Three year old Cal, my nephew, was a great kid and I really didn’t see as much of him as a doting uncle should. Mum was always going down there to visit, coming back with pictures and stories about what he’d got up to. Maybe visiting Jay and Beth would help redress the balance a little.

‘Good, we’ll see you later then.’



‘Your friend’s name? I’ll get in trouble if I haven’t asked, you know what Beth’s like.’

‘Oh. Carrie.’

‘Woman, then.’

‘Well spotted.’


‘Piss off, Jay. See you later.’

I disconnected, to the sound of Jay laughing, as Carrie came out of the loo.
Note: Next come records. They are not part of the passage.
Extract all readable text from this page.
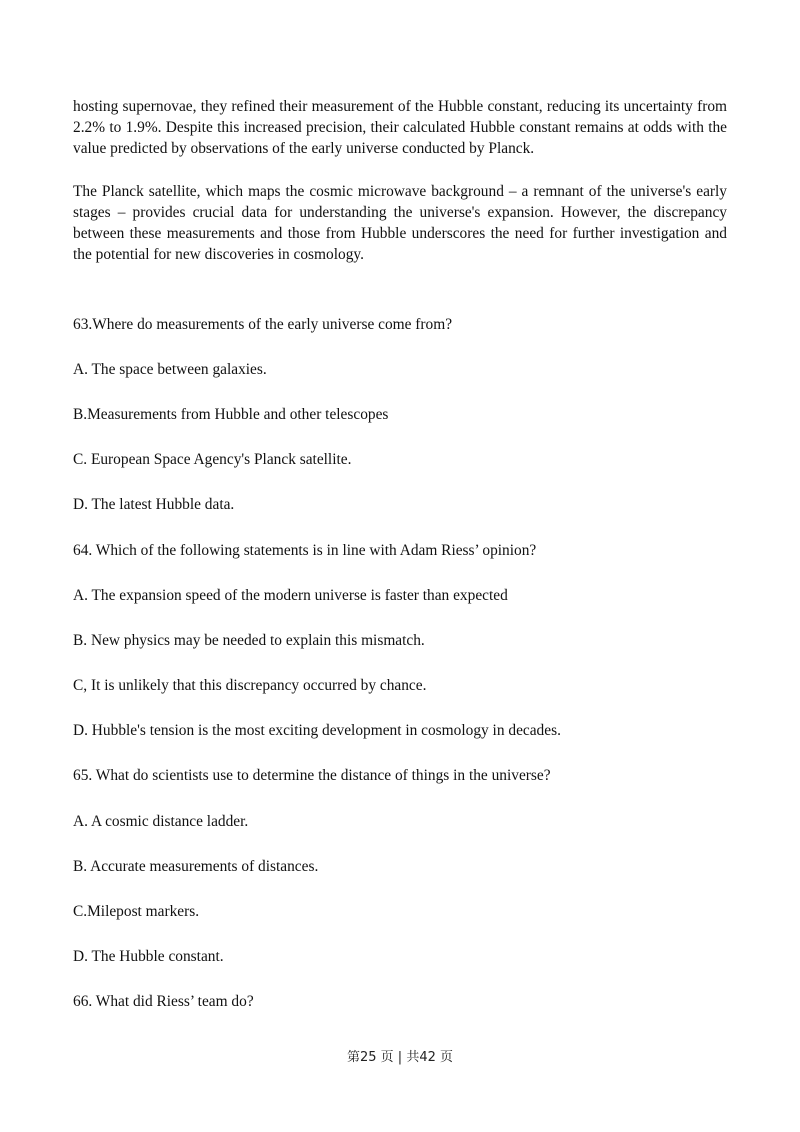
hosting supernovae, they refined their measurement of the Hubble constant, reducing its uncertainty from 2.2% to 1.9%. Despite this increased precision, their calculated Hubble constant remains at odds with the value predicted by observations of the early universe conducted by Planck.

The Planck satellite, which maps the cosmic microwave background – a remnant of the universe's early stages – provides crucial data for understanding the universe's expansion. However, the discrepancy between these measurements and those from Hubble underscores the need for further investigation and the potential for new discoveries in cosmology.

63.Where do measurements of the early universe come from?

A. The space between galaxies.

B.Measurements from Hubble and other telescopes

C. European Space Agency's Planck satellite.

D. The latest Hubble data.

64. Which of the following statements is in line with Adam Riess’ opinion?

A. The expansion speed of the modern universe is faster than expected

B. New physics may be needed to explain this mismatch.

C, It is unlikely that this discrepancy occurred by chance.

D. Hubble's tension is the most exciting development in cosmology in decades.

65. What do scientists use to determine the distance of things in the universe?

A. A cosmic distance ladder.

B. Accurate measurements of distances.

C.Milepost markers.

D. The Hubble constant.

66. What did Riess’ team do?

第25 页 | 共42 页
‘All sorted. My brother hasn’t got room, I forgot they’ve taken in some teenage stray, but he can get us discount at a hotel nearby, Raiders privileges.’

‘What privileges?’

‘Raiders. They’re a rugby team. My brother is a coach.’

‘Oh. I didn’t realise. That’s great. Thank you.’

‘Are you ready, then?’

‘Yes, as I’ll ever be. This is weird.’

‘Yeah. But let’s just go with it. If it’s too weird, we can always come back, but maybe being away from here will be good. I said a week – can you get time off work?’
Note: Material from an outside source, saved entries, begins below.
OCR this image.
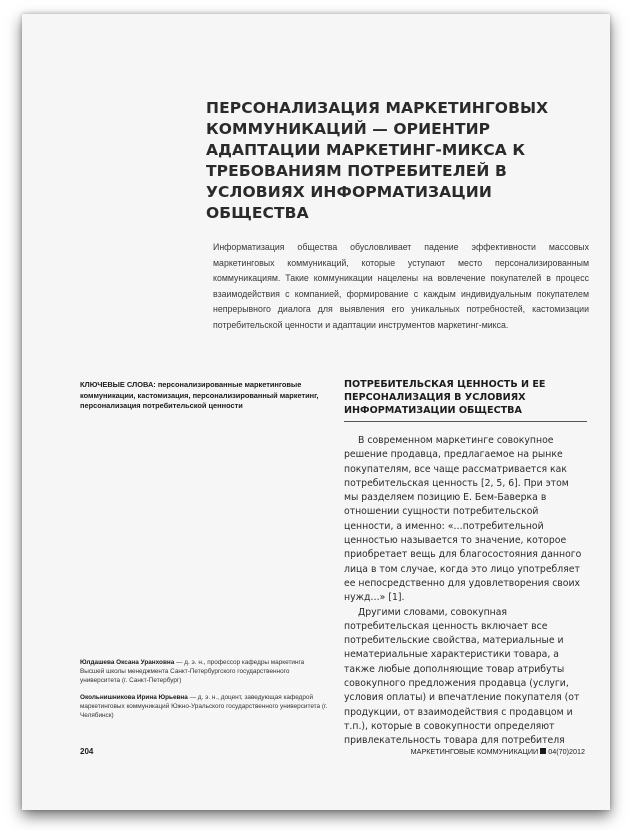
ПЕРСОНАЛИЗАЦИЯ МАРКЕТИНГОВЫХ КОММУНИКАЦИЙ — ОРИЕНТИР АДАПТАЦИИ МАРКЕТИНГ-МИКСА К ТРЕБОВАНИЯМ ПОТРЕБИТЕЛЕЙ В УСЛОВИЯХ ИНФОРМАТИЗАЦИИ ОБЩЕСТВА
Информатизация общества обусловливает падение эффективности массовых маркетинговых коммуникаций, которые уступают место персонализированным коммуникациям. Такие коммуникации нацелены на вовлечение покупателей в процесс взаимодействия с компанией, формирование с каждым индивидуальным покупателем непрерывного диалога для выявления его уникальных потребностей, кастомизации потребительской ценности и адаптации инструментов маркетинг-микса.
КЛЮЧЕВЫЕ СЛОВА: персонализированные маркетинговые коммуникации, кастомизация, персонализированный маркетинг, персонализация потребительской ценности
ПОТРЕБИТЕЛЬСКАЯ ЦЕННОСТЬ И ЕЕ ПЕРСОНАЛИЗАЦИЯ В УСЛОВИЯХ ИНФОРМАТИЗАЦИИ ОБЩЕСТВА

В современном маркетинге совокупное решение продавца, предлагаемое на рынке покупателям, все чаще рассматривается как потребительская ценность [2, 5, 6]. При этом мы разделяем позицию Е. Бем-Баверка в отношении сущности потребительской ценности, а именно: «…потребительной ценностью называется то значение, которое приобретает вещь для благосостояния данного лица в том случае, когда это лицо употребляет ее непосредственно для удовлетворения своих нужд…» [1].

Другими словами, совокупная потребительская ценность включает все потребительские свойства, материальные и нематериальные характеристики товара, а также любые дополняющие товар атрибуты совокупного предложения продавца (услуги, условия оплаты) и впечатление покупателя (от продукции, от взаимодействия с продавцом и т.п.), которые в совокупности определяют привлекательность товара для потребителя

Юлдашева Оксана Уранховна — д. э. н., профессор кафедры маркетинга Высшей школы менеджмента Санкт-Петербургского государственного университета (г. Санкт-Петербург)

Окольнишникова Ирина Юрьевна — д. э. н., доцент, заведующая кафедрой маркетинговых коммуникаций Южно-Уральского государственного университета (г. Челябинск)

204	МАРКЕТИНГОВЫЕ КОММУНИКАЦИИ 04(70)2012
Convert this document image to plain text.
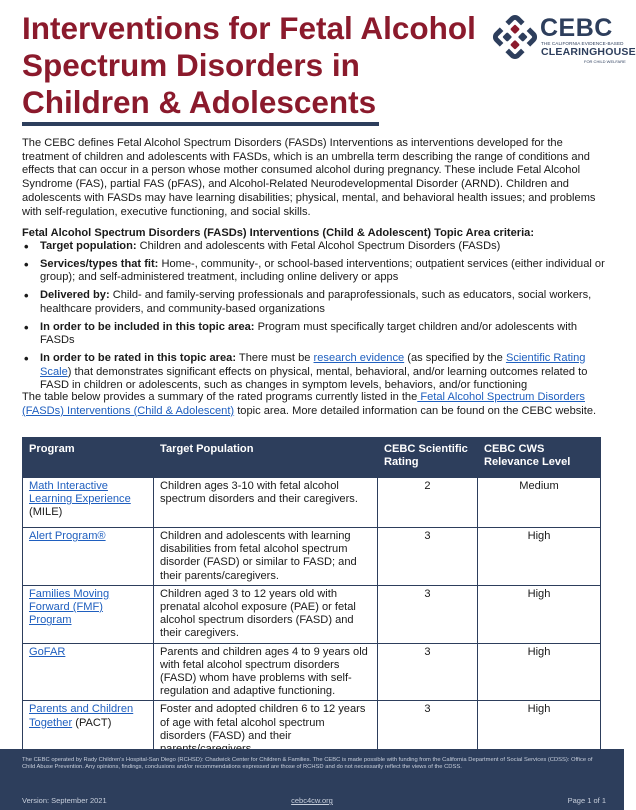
Interventions for Fetal Alcohol
Spectrum Disorders in
Children & Adolescents
CEBC
THE CALIFORNIA EVIDENCE-BASED
CLEARINGHOUSE
FOR CHILD WELFARE

The CEBC defines Fetal Alcohol Spectrum Disorders (FASDs) Interventions as interventions developed for the treatment of children and adolescents with FASDs, which is an umbrella term describing the range of conditions and effects that can occur in a person whose mother consumed alcohol during pregnancy. These include Fetal Alcohol Syndrome (FAS), partial FAS (pFAS), and Alcohol-Related Neurodevelopmental Disorder (ARND). Children and adolescents with FASDs may have learning disabilities; physical, mental, and behavioral health issues; and problems with self-regulation, executive functioning, and social skills.

Fetal Alcohol Spectrum Disorders (FASDs) Interventions (Child & Adolescent) Topic Area criteria:

• Target population: Children and adolescents with Fetal Alcohol Spectrum Disorders (FASDs)
• Services/types that fit: Home-, community-, or school-based interventions; outpatient services (either individual or group); and self-administered treatment, including online delivery or apps
• Delivered by: Child- and family-serving professionals and paraprofessionals, such as educators, social workers, healthcare providers, and community-based organizations
• In order to be included in this topic area: Program must specifically target children and/or adolescents with FASDs
• In order to be rated in this topic area: There must be research evidence (as specified by the Scientific Rating Scale) that demonstrates significant effects on physical, mental, behavioral, and/or learning outcomes related to FASD in children or adolescents, such as changes in symptom levels, behaviors, and/or functioning

The table below provides a summary of the rated programs currently listed in the Fetal Alcohol Spectrum Disorders (FASDs) Interventions (Child & Adolescent) topic area. More detailed information can be found on the CEBC website.

Program	Target Population	CEBC Scientific Rating	CEBC CWS Relevance Level
Math Interactive Learning Experience (MILE)	Children ages 3-10 with fetal alcohol spectrum disorders and their caregivers.	2	Medium
Alert Program®	Children and adolescents with learning disabilities from fetal alcohol spectrum disorder (FASD) or similar to FASD; and their parents/caregivers.	3	High
Families Moving Forward (FMF) Program	Children aged 3 to 12 years old with prenatal alcohol exposure (PAE) or fetal alcohol spectrum disorders (FASD) and their caregivers.	3	High
GoFAR	Parents and children ages 4 to 9 years old with fetal alcohol spectrum disorders (FASD) whom have problems with self-regulation and adaptive functioning.	3	High
Parents and Children Together (PACT)	Foster and adopted children 6 to 12 years of age with fetal alcohol spectrum disorders (FASD) and their	3	High

The CEBC operated by Rady Children's Hospital-San Diego (RCHSD): Chadwick Center for Children & Families. The CEBC is made possible with funding from the California Department of Social Services (CDSS): Office of Child Abuse Prevention. Any opinions, findings, conclusions and/or recommendations expressed are those of RCHSD and do not necessarily reflect the views of the CDSS.

Version: September 2021	cebc4cw.org	Page 1 of 1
‘I don’t work in the summer holidays. That’s another thing Martin has over me – I can only pay my way when I’m working. How about you, though?’

‘It’ll be fine, I’m due some leave. I’m pretty up to date with things. I can always do stuff when I’m down there, if I take my iPad.’
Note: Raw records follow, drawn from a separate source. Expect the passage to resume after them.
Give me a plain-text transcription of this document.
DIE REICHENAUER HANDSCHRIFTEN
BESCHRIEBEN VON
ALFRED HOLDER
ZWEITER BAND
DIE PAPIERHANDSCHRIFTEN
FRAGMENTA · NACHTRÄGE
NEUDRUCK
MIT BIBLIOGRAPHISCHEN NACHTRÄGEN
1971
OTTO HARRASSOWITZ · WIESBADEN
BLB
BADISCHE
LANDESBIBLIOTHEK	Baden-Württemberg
And so we left, me locking up as securely as I could, worrying a little bit about old Mrs Harding next door, and what might happen if she came out for a nose while Martin was trying to find me, but there wasn’t much I could do about it without calling to see her and further delaying us with long explanations and repetitions for her deafness. I didn’t pack much beyond a few pairs of boxers and some toiletries. Carrie was going to need to go shopping, no reason I shouldn’t too, my pathological dislike of city centres notwithstanding.

Carrie was quiet for the first part of the journey. I thought it best to let her talk when she wanted to, but not to press her too much. She was going to be subjected to enough of an interrogation when she met Beth, and I thought I’d better prepare her.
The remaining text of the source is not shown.